It wasn’t a 19 day project. It was 19 days from the moment the first racks started being delivered to the already up and running facility, to the point where some computing ran.
From Nvidia’s newsroom
The press release says 19 days until it started training, but omits to note whether that was training on test data to validate the system operation, or actually running production code on production data. I know which way I would bet. Systems of that size will always take time to sort out.
The infrastructure took 122 days. In parallel with that, Nvidia would have been building up racks of compute. We can assume this 122 days was from the day the spades hit the dirt, not the time taken to design, find contractors, sign contracts, get approvals, and order long lead time equipment. The large scale power and cooling systems are not off the shelf components and lead times can be significant.
The entire project is claimed to have taken 16 months. Even that will be on the back of significant early work. 16 months will be the time from signing the master contract.
Supercomputer is not a term that describes one defined thing. The really big systems are carefully designed around the problem space they are intended to address and that takes a lot of work before anyone is ordering any hardware. Raw compute is usually the easy bit. Balancing compute, memory, storage, and especially communication bandwidth and latency requires a deep understanding of the problem and how you get the best bang for buck.
An AI supercomputer helps in that we can assume a lot of that work has already been done. Nvidia are working hard to be a one stop shop. It isn’t just about the GPUs. Nvidia’s acquisition of Mellanox jumped them up to being a dominant competitor later in communications infrastructure. The Nvidia article trumpets their RDMA (remote direct memory access) system.

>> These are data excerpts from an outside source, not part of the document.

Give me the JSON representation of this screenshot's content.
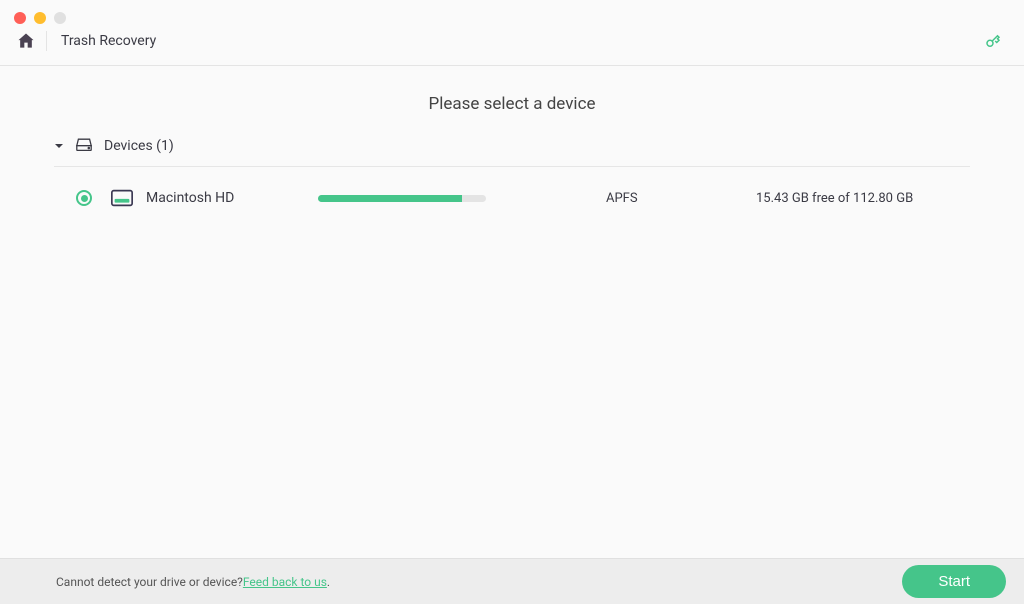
{
  "header": {
    "title": "Trash Recovery"
  },
  "main": {
    "prompt": "Please select a device",
    "section": {
      "label": "Devices (1)"
    },
    "devices": [
      {
        "name": "Macintosh HD",
        "format": "APFS",
        "free_text": "15.43 GB free of 112.80 GB",
        "usage_percent": 86
      }
    ]
  },
  "footer": {
    "detect_text": "Cannot detect your drive or device? ",
    "feedback_link": "Feed back to us",
    "dot": ".",
    "start_label": "Start"
  }
}
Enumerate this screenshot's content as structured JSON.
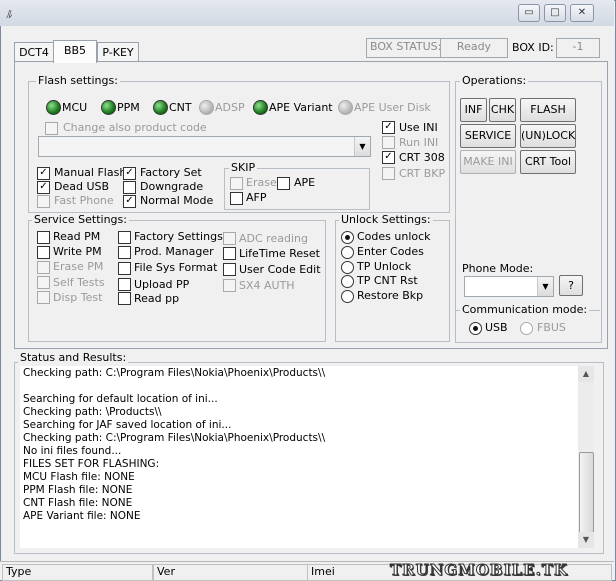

Something that has been a mainstay of HPC for decades. It goes back to Myrinet and Infiniband, which all got gobbled into Mellanox years ago.
It isn’t unreasonable to imagine the system was configured from a known scalable design template. That would save a huge amount of time. But would still take significant time. Nobody is going to sign off on a many hundreds of millions to billions of dollars design without being clear that it isn’t a career limiting move. (Whilst these sums sound insane, none of this touches the oil industry. A single well can cost significantly more than 100 million. And there is an exploration manager that gets to decide where it goes. That focuses the mind.)
19 days is just a vanity number and one that conveys little to nothing about the actual project.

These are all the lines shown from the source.